I know some of you guys have been complaining about the new message you get when updating your journal saying your password is insecure. Please believe me when I say that we do not have other options when trying to protect account security at this point. Running some statistics we saw that many users share the same password as others, thus creating havoc for our abuse team in terms of account break-ins; no fun for everyone. We will be talking more about this in our News post on Monday, but I wanted to link to a reply to a comment I just left explaining bits of our password policy a bit more.


Basically our requirements are the following:
Cannot include your username
Cannot include your email
Cannot include your display name
Is not found in the English dictionary used by CrackLib
Must contain one digit or piece of punctuation (new)

We've also updated our CrackLib dictionaries to include 415 new words that we have found to be quite common passwords. While we don't think this will solve all of the problems, we plan to look at this again in about a month to see what sort of progress has been made. We also will be forcing users with a password that CrackLib does not approve of to change it. The messaging with this further explains the reasoning and I hope our News post will also do a good job of addressing this; we all know it will piss off a good deal of users. In the end though, these changes are not just to help reduce abuse case load, but to protect you and your account's security. I would like to hear if you run into specific issues with all of this where you feel the system is not acting correctly. While I know that I cannot appease everyone with this, I at least ask you all to give us the benefit of the doubt that we aren't just trying to screw you or make your life more difficult.


( 7 comments — Leave a comment )
Oct. 28th, 2005 05:54 am (UTC)
Makes sense to me :p
Oct. 28th, 2005 05:57 am (UTC)
Running some statistics we saw that many users share the same password as others, thus creating havoc for our abuse team in terms of account break-ins

I don't get the correlation there... People accidently logging into the wrong account because the passwords happened to be the same? That's rather lucky of them.
Oct. 28th, 2005 05:59 am (UTC)
No, much more people trying to hijack accounts by guessing what these common passwords are and brute forcing logins until they find one that works.
Nov. 2nd, 2005 05:40 am (UTC)
Which of the following does LJ use to inhibit brute force and dictionary attacks?

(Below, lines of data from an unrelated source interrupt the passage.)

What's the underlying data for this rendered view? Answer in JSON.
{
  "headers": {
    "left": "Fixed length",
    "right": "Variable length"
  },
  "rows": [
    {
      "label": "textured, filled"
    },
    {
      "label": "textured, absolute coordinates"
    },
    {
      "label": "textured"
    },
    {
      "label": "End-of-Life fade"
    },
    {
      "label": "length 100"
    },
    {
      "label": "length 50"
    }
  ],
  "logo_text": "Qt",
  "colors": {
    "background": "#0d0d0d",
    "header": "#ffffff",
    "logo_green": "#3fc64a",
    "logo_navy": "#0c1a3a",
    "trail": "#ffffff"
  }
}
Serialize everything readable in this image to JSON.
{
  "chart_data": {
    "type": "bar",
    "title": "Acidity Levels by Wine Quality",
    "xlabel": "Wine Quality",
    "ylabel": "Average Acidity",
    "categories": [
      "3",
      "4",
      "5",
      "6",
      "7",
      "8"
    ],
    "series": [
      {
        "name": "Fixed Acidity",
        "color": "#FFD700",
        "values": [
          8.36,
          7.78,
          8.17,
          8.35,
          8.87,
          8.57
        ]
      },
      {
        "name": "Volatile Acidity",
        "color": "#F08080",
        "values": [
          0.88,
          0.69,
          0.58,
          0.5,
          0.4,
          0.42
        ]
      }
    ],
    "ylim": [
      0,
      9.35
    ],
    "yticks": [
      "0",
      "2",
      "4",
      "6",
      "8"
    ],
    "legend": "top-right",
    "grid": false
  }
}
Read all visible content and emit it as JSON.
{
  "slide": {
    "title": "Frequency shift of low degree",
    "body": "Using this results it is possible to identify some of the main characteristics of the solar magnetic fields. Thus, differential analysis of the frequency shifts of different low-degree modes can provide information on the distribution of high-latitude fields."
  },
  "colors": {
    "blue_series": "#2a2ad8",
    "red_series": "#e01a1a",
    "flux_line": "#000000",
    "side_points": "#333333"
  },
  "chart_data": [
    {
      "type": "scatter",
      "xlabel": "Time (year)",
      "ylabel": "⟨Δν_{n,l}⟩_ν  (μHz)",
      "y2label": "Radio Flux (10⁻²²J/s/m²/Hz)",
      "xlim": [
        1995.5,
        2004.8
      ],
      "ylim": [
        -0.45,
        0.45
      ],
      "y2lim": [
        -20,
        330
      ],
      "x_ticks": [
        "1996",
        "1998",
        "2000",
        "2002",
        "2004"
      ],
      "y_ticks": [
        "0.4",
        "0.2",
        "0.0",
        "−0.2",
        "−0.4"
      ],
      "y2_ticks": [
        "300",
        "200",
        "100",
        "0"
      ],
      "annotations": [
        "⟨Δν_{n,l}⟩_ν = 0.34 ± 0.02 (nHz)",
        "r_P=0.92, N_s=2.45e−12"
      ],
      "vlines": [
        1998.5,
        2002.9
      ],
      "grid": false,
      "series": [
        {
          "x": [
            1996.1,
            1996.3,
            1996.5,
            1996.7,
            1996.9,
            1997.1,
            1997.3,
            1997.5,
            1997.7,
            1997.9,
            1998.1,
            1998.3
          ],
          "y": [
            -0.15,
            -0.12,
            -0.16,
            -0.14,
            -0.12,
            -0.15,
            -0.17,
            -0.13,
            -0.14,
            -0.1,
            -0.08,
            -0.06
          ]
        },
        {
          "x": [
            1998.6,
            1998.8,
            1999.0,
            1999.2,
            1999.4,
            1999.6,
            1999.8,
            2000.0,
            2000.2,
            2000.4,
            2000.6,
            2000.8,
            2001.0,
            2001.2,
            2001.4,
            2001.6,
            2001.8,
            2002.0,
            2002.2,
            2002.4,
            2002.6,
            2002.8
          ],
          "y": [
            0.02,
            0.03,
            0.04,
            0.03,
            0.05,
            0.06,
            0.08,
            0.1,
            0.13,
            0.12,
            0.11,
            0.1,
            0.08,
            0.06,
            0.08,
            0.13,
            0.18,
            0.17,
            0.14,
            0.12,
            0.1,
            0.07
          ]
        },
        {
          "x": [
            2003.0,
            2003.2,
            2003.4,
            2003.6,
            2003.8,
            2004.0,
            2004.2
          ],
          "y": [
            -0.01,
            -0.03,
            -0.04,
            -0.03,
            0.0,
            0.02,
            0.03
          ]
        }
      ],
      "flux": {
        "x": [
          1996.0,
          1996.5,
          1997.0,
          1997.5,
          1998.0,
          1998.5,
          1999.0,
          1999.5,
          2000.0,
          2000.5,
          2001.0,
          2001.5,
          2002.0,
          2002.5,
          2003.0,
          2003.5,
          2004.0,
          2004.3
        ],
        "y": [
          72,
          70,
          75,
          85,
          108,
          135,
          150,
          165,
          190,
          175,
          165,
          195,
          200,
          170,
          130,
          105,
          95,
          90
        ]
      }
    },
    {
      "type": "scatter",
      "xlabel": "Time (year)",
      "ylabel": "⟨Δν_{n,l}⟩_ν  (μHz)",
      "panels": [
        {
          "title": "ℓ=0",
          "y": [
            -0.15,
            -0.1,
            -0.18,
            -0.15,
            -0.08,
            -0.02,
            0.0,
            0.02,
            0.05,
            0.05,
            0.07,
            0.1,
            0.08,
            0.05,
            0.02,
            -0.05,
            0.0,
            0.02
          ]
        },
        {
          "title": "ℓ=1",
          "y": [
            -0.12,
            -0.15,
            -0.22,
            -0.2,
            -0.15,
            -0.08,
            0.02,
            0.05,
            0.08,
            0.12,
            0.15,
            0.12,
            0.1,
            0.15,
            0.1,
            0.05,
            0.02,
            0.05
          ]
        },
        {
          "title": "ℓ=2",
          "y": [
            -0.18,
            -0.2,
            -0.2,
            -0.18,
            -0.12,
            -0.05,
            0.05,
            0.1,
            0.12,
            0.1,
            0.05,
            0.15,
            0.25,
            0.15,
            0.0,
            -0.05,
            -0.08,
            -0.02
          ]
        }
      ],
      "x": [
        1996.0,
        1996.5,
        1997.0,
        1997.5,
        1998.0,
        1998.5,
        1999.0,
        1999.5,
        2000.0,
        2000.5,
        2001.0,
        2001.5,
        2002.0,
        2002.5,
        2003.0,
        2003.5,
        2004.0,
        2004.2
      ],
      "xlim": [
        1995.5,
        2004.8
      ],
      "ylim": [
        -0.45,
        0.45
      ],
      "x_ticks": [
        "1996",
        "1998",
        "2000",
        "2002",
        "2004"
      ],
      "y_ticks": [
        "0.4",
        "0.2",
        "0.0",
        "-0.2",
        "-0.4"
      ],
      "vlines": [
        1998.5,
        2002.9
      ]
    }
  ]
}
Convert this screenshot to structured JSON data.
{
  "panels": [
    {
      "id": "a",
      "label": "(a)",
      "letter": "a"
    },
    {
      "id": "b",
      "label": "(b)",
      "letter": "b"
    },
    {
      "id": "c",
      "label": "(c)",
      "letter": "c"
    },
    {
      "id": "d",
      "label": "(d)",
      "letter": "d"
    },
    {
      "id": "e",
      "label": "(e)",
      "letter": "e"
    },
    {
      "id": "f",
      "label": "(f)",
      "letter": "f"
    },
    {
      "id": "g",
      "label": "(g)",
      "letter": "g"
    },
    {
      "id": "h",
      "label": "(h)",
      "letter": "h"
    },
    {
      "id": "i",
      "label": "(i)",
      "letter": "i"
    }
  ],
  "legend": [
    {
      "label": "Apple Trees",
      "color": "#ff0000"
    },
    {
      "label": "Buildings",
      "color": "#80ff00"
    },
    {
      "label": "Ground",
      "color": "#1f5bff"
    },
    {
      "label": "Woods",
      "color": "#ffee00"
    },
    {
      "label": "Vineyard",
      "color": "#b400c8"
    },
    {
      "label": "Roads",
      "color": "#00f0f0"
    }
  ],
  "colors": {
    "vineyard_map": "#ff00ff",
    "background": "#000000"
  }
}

1. time delay between login attempts for each account, so you can't try 1,000 times per second.

2. Blocking logins after multiple failures unless the attempt is from a previously successfully used IP address range.

3. Requiring a kaptcha after n failed attempts. to inhibit automated attacks.

Nov. 2nd, 2005 06:45 am (UTC)
We do the first one, as failed attempts increase we add rate limiting that increases wait time as they continue to fail.

Two is part of one although we don't store IP information from previous logins. We never want to store more information then we really ever need to in regards to IP addresses. The less we have, the less we can be court ordered to give.

I'm not sure if we do this or not, although it seems reasonable. Then again, apparently our captchas can be broken by programs fairly easily so improving them would first be required.
Oct. 28th, 2005 11:00 am (UTC)
Wow. I am really surprised, but there has been almost no kvetching on my flist. Which is unusual, because kvetching is sort of the mothership for my flist.

(And, hey, who knew that my ten-digit, sentence-formed letter/number/symbol password was insecure?)
Oct. 28th, 2005 11:48 am (UTC)
There are a couple of pws that were like that. It was fun a couple of weeks ago when some clever fellow *cough* decided to try some of the more common ones against users' accounts.

Since you're former AT, you'll get this:

I beat the record of most AP in a single day.